The Company determined that the fair value of the 2021 Notes as of April 26, 2014 was approximately $298.0 million, based on quoted market prices, compared to a $280.8 million carrying value (including the debt premium of $3.3 million). As of July 27, 2013, the fair value of the 2021 Notes was $292.4 million compared to a carrying value of $281.1 million (including the debt premium of $3.6 million).

Senior Credit Agreement

Dycom Industries, Inc. and certain of its subsidiaries are party to a credit agreement with various lenders (the "Credit Agreement") which matures in December 2017. The Credit Agreement provides for a $275 million revolving facility and a $125 million term loan (the "Term Loan"). The Company had outstanding revolver borrowings under the Credit Agreement of $16.0 million and $49.0 million as of April 26, 2014 and July 27, 2013, respectively. Revolving borrowings under the Credit Agreement accrued interest at a weighted average rate of approximately 3.46% per annum and 2.19% per annum as of April 26, 2014 and July 27, 2013, respectively. As of April 26, 2014 and July 27, 2013, the Company had $116.4 million and $121.9 million, respectively, of outstanding principal amount under the Term Loan, which accrued interest at 2.15% and 2.19% per annum, respectively. Borrowings under the Credit Agreement are guaranteed by substantially all of Dycom's subsidiaries and secured by the stock of each wholly-owned, domestic subsidiary (subject to specified exceptions) and can be used to refinance certain indebtedness, to provide general working capital, and for other general corporate purposes.
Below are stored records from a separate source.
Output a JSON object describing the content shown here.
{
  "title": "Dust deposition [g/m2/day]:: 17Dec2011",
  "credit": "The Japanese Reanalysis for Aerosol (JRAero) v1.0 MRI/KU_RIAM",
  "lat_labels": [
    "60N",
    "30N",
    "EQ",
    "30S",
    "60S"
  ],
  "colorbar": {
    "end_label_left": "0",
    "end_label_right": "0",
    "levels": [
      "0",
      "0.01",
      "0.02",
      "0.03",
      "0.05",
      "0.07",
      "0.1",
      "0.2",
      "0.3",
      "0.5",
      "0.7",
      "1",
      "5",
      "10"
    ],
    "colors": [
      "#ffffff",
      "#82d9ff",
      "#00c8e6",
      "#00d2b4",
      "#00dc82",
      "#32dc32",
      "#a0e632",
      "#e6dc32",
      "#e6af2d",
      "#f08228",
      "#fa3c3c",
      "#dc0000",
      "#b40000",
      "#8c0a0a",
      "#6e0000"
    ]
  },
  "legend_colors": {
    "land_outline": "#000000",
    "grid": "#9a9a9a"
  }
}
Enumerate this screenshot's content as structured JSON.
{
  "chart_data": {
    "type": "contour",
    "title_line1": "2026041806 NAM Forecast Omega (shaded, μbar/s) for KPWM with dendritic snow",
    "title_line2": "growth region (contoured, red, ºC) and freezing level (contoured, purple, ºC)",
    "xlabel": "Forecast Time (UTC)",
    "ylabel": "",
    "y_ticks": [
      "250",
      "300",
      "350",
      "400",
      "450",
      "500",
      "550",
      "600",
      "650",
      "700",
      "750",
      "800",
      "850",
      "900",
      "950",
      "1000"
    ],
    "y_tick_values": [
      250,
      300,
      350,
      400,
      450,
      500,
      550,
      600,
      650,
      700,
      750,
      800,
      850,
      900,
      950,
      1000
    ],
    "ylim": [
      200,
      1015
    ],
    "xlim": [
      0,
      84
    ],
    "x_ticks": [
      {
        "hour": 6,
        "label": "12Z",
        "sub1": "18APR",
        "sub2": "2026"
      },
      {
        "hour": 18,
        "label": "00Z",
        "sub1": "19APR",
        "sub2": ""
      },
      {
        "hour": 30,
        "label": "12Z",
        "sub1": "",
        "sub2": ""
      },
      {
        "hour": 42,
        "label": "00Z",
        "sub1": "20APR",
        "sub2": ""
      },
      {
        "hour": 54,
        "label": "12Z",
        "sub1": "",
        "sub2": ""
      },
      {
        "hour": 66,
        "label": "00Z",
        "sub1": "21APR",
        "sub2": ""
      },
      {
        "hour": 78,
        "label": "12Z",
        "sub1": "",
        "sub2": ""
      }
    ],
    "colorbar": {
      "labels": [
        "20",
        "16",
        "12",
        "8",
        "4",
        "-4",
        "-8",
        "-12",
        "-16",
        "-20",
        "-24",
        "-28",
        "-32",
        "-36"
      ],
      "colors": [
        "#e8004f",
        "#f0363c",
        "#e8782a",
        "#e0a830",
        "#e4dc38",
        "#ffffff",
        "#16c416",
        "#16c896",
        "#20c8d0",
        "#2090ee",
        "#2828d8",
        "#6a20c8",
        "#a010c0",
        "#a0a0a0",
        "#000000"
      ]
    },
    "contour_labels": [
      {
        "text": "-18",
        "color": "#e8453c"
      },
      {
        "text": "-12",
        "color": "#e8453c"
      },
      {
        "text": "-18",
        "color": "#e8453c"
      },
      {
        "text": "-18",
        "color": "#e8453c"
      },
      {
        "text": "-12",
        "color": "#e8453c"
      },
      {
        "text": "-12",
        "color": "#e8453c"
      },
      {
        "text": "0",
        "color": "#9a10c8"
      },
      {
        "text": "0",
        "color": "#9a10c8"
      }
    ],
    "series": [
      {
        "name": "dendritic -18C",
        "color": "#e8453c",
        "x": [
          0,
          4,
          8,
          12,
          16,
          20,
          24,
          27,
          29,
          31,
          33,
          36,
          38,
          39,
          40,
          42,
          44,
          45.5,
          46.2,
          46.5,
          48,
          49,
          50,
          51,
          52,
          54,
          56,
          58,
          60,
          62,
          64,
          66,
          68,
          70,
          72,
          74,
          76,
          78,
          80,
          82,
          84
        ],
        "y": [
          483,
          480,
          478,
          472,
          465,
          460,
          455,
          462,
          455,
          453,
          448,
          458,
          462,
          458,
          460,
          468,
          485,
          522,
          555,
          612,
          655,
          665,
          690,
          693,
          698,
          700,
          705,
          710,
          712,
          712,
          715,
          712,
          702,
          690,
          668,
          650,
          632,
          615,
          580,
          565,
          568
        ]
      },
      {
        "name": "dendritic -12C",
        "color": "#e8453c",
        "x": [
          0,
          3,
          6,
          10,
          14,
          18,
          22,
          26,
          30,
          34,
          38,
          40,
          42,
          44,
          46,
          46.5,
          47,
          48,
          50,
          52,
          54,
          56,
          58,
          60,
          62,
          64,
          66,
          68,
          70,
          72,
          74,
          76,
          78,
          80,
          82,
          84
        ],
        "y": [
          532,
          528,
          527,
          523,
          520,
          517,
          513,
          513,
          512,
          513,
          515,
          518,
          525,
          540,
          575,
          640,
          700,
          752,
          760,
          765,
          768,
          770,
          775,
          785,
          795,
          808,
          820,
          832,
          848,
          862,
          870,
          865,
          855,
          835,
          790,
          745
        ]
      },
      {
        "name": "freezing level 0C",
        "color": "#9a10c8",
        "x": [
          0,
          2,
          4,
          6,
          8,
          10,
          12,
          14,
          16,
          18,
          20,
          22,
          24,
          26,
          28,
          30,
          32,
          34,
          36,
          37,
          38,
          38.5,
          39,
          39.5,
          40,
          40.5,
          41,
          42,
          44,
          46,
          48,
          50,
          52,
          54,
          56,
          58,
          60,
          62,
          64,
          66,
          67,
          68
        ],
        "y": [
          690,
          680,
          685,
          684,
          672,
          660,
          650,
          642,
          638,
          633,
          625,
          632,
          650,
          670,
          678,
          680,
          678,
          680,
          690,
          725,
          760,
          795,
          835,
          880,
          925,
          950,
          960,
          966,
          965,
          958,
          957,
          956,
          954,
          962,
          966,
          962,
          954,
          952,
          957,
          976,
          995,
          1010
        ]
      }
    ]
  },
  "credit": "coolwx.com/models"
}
Standby letters of credit of approximately $49.6 million and $46.7 million, issued as part of the Company's insurance program, were outstanding under the Credit Agreement as of April 26, 2014 and July 27, 2013, respectively. Interest on outstanding standby letters of credit accrued at 2.0% per annum at both April 26, 2014 and July 27, 2013, respectively. Unutilized commitments were at rates per annum of 0.35% at both April 26, 2014 and July 27, 2013.

At April 26, 2014 and July 27, 2013, the Company was in compliance with the financial covenants of the Credit Agreement and had additional borrowing availability of $209.4 million and $179.3 million, respectively, as determined by the most restrictive covenants of the Credit Agreement.